Question about neutrinos

If you had a sample of pure carbon 14, could you change the decay rate by bombarding it with neutrinos or starving it if same?

Thanks,
Rob

Are you referring to results like Sturrock et al. 2010 that found a possible correlations between radioactive decay rates and the sun’s rotation or activity? I think these results are still unconfirmed and unexplained, though there seem to be mounting evidence for it.

I see some creationists are already using this to attack the validity of radiometric dating. But these (possibly) observed effects are so small as to be negligible for radiometric dating.

Neutrinos can induce beta decay-- That’s usually how they’re detected, in the rare instance that they’re detected at all. But the cross-section for neutrinos to interact with anything is abysmal, so any change in the decay rate is going to be very small.

Yes, this is possible (the bombarding part; starving it doesn’t make any sense). Here are some back-of-the-envelope estimates for the sort of partial rates you’re talking:

Partial rate per nucleus due to natural decay: 4x10[sup]-12[/sup] Hz
Partial rate per nucleus induced by electron neutrinos from the sun: 10[sup]-32[/sup] Hz
Partial rate per nucleus that could be induced by the most powerful neutrino beam we’ve got: 10[sup]-28[/sup] Hz

So, the effect is super puny in practice. In case the notation above doesn’t convey the puniness: If you put your block of carbon-14 in front of the most powerful neutrino beam we have, you would induce one additional decay for every 40,000,000,000,000,000 decays that occur naturally.

Another cute way to think about this: It isn’t that the neutrino interaction rate is fundamentally too small. After all, both natural beta decay and neutrino-induced beta decay are governed by the weak force. It’s just that radioactive nuclei can undergo natural decay at any time whereas neutrino-induced decays can only occur if a neutrino happens to be passing by.

I guess the sun is our biggest local source of natural neutrinos. But there should be tons of neutrinos from other stars, too, back to the big bang?

Is the “night” (that is, non-sun parts) sky neutrino-dark? Is this Obler’s paradox again? By that I mean, if we lived in a non-expanding steady-state universe, would the whole sky be bright as the sun, both in light and neutrinos?

Is it the case that all nuclear decay is caused by a neutrino changing the flavor of a quark?

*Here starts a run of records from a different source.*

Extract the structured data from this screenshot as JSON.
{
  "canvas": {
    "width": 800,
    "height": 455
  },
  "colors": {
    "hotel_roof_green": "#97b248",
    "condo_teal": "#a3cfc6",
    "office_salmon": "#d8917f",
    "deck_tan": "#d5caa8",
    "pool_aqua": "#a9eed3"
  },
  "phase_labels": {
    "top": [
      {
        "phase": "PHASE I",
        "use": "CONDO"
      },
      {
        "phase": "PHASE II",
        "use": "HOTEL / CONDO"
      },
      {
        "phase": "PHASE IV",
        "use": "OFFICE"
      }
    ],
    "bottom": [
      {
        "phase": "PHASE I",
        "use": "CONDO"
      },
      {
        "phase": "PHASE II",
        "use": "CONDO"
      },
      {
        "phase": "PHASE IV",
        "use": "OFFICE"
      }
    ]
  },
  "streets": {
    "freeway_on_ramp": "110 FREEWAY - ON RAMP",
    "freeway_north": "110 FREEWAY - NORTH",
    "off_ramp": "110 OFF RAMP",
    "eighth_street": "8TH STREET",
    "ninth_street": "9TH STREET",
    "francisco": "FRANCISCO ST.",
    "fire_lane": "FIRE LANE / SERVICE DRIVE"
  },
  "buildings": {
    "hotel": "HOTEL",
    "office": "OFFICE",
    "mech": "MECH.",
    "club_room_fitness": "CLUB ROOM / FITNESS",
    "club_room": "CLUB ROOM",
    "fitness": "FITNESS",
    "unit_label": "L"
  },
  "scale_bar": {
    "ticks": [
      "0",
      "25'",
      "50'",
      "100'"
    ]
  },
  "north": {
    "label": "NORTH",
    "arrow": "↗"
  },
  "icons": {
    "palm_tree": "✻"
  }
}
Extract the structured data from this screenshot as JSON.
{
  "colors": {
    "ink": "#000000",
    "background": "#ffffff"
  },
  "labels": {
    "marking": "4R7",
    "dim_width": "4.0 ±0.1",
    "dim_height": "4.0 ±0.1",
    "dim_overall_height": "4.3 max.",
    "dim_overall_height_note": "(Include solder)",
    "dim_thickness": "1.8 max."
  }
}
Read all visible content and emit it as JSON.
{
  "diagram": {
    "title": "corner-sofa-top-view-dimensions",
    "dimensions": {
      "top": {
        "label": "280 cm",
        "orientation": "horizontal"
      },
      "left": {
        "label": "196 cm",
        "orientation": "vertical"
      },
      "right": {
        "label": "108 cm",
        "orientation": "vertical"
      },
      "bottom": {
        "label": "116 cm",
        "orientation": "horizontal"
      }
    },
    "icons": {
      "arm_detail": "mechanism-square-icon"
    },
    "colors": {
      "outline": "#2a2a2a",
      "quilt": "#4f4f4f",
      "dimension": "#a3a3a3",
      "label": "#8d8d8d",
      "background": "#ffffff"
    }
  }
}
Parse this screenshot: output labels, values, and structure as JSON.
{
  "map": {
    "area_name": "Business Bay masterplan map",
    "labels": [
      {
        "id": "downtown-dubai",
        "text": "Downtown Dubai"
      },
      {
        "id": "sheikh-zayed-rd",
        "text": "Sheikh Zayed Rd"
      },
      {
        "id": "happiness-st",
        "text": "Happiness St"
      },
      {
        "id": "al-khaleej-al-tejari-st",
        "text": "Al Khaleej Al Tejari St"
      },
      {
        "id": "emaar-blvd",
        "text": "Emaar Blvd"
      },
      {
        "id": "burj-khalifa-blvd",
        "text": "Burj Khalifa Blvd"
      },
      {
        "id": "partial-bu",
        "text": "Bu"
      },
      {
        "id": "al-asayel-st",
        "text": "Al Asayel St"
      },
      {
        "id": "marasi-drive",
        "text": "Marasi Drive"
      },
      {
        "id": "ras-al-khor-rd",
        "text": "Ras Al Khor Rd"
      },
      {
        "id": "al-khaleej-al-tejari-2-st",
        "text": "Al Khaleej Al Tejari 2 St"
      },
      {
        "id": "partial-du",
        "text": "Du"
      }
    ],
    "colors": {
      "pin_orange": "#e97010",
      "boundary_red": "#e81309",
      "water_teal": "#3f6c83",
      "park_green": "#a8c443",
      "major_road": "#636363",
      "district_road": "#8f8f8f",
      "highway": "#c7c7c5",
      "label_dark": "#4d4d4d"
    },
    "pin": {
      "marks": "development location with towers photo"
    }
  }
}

Yes, there are neutrinos all over, some from stars, and some primordial. Just because the Sun is the brightest local source doesn’t mean it’s the only source.

No. Alpha decays don’t involve any neutrinos at all, nor does neutron emission or spontaneous fission (technically, alpha decay is a form of spontaneous fission).

Beta decays do involve neutrinos, but in that case it’s far more often an antineutrino emitted from the decay than an incoming neutrino that gets absorbed. Likewise for positron emission or electron or positron capture, with negative signs added as appropriate.

Does all beta decay involve neutrinos?

Well… There’s something called “neutrinoless double beta decay” that’s predicted by some models, but conclusive evidence of it has never been observed. And even there, you probably get virtual neutrinos internal to the decay process.

But other than that, yes, absolutely, beta decay always involves neutrinos.

Chronos’s answers might already have clarified this for you, but note that beta decay isn’t caused by a neutrino (or antineutrino) changing the flavor of a quark. Rather, a quark spontaneously converts into another quark while emitting an electron and an antineutrino (or a positron and a neutrino for the less common beta+ decay). The neutrino or antineutrino is a product of the decay and not really a cause.

The process you propose in the OP could be said to be caused by a neutrino, but that process is typically not called beta decay. If the incoming particle is an electron-type antineutrino then it’s usually called “inverse beta decay”, and for other cases it depends on the context as to what you might call it (most commonly a mouthful: “charged current quasi-elastic scattering”).

Olber’s paradox has the same resolution for neutrinos as it does for photons. As for “where are they?” – folks are looking. The target of interest is the diffuse supernova neutrino background, or DSNB. There are more neutrinos in the DSNB than from regular stellar output since most of the energy in supernovae (99%) goes into neutrinos. The expected rate is just below current experimental bounds, so there is some hope that upcoming measurements will actually see this flux of neutrinos.